Just finished. I’m still reflecting, and I don’t often write reviews of books right after I finish them–gotta let it marinate. This one is certainly still marinating. But, if I don’t force myself to write it now, I don’t know if I’ll care enough to when I’m five days out.
Overall, I like it much better at the end than I liked it at its start. Smile. Maybe with a shade of Meh. Wow, talk about marinating. Just started following Dave Eggers’ publication McSweeney’s on twitter (@mcsweeneys), and now I feel really bad writing anything critical. There goes some of my skepticism about the viability of all that niceness and sensitivity in Mae’s world.
Anyway, I’m a critical bitch in person so I’ll be a critical bitch here too. What I didn’t like about the book basically boiled down to Mae. The beginning read like Twilight or Fifty Shades of Grey–the main character is a faceless male/adult fantasy of what a young woman today is like. Which, unfortunately, puts her in the role of everyperson/woman. Seriously, Dave, that’s not how we think. We’re not all homoerotically drawn to our best friend, no matter how beautiful, blond, and successful she may be; we’re not all insecure and looking for acceptance, uncritically; we’re not all sexed-up (my corollary here is, on the one hand, hooray feminine agency in sexual desire, but on the other hand, my god all those scenes were rapey–if you’ve never had a female rape fantasy, you probably shouldn’t try to represent one); and, we’re not all Ivy-league, chip-on-our-shoulders entitled. I wish she’d had more personality, or at least one physical characteristic besides brown hair (I think??), and I wish her thoughts had been more personal, more interesting, more unique to the self that she is–even if she loses that self later on.
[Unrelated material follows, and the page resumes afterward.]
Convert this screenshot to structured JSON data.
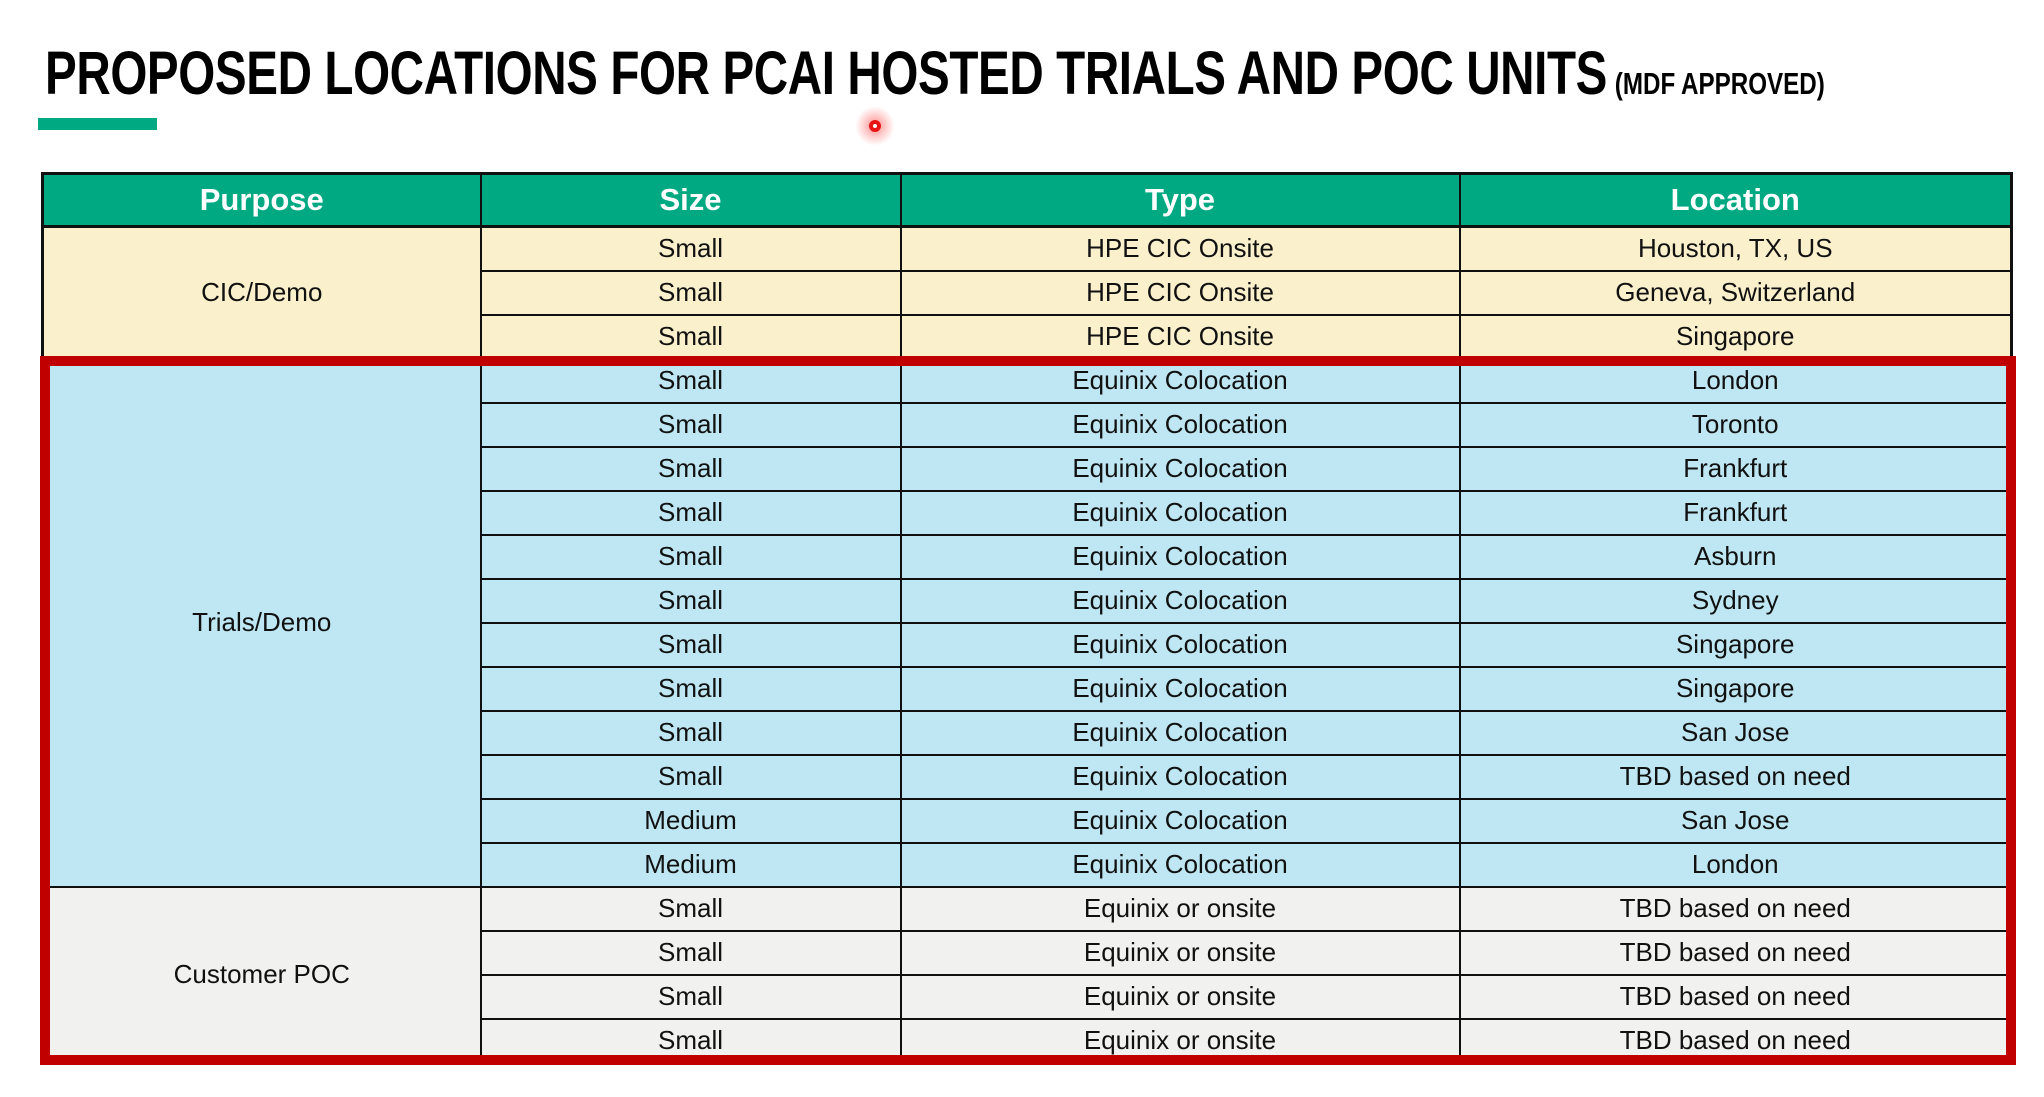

That all said, I can see why Dave (we’re buddies now, since I follow him. I hope he’ll recommend me for a job and let me stay with him when I move to California) would make the choice to make her an everyperson. What I do like about this novel is that is follows a dystopian world/totalitarian regime in development and from the perspective of one who is not resisting the dominating force’s power, but buying into it and then becoming a tool of it. I think this is an important push for a dystopian novel to make. (Way to steal the idea I’ve been working with for three years, Dave!) Reading 1984, Brave New World, Anthem, one wonders, how did everyone buy into this in the first place? I mean, we could tell what happened and why they followed, but it’s interesting to see the actual apocalypse. To see the way that the leaders craft their personas, their values, and the way that those values are disseminated and inculcated so surreptitiously, to see the dissenters (maimed, tortured), to see the appeal of following. Because, when it comes down to it, what is the purpose of privacy? What benefit is there to keeping things private, to lying, to secrets, to so-called “freedom” that this allows? I honestly don’t know. Of course, The Circle could utilize their omnipotence once they have it to dictate to people what to do, but really, will they? That’s not what they’re about. They’ll keep inculcating their values, norms, morals, codes, into the people, so that the people are as free as any of us are now in hegemonic society (we are now and have always been policed, watched, controlled, taught, corrected, disciplined, conformed, made into “good” citizens). So, why not embrace The Circle? Why not complete The Circle?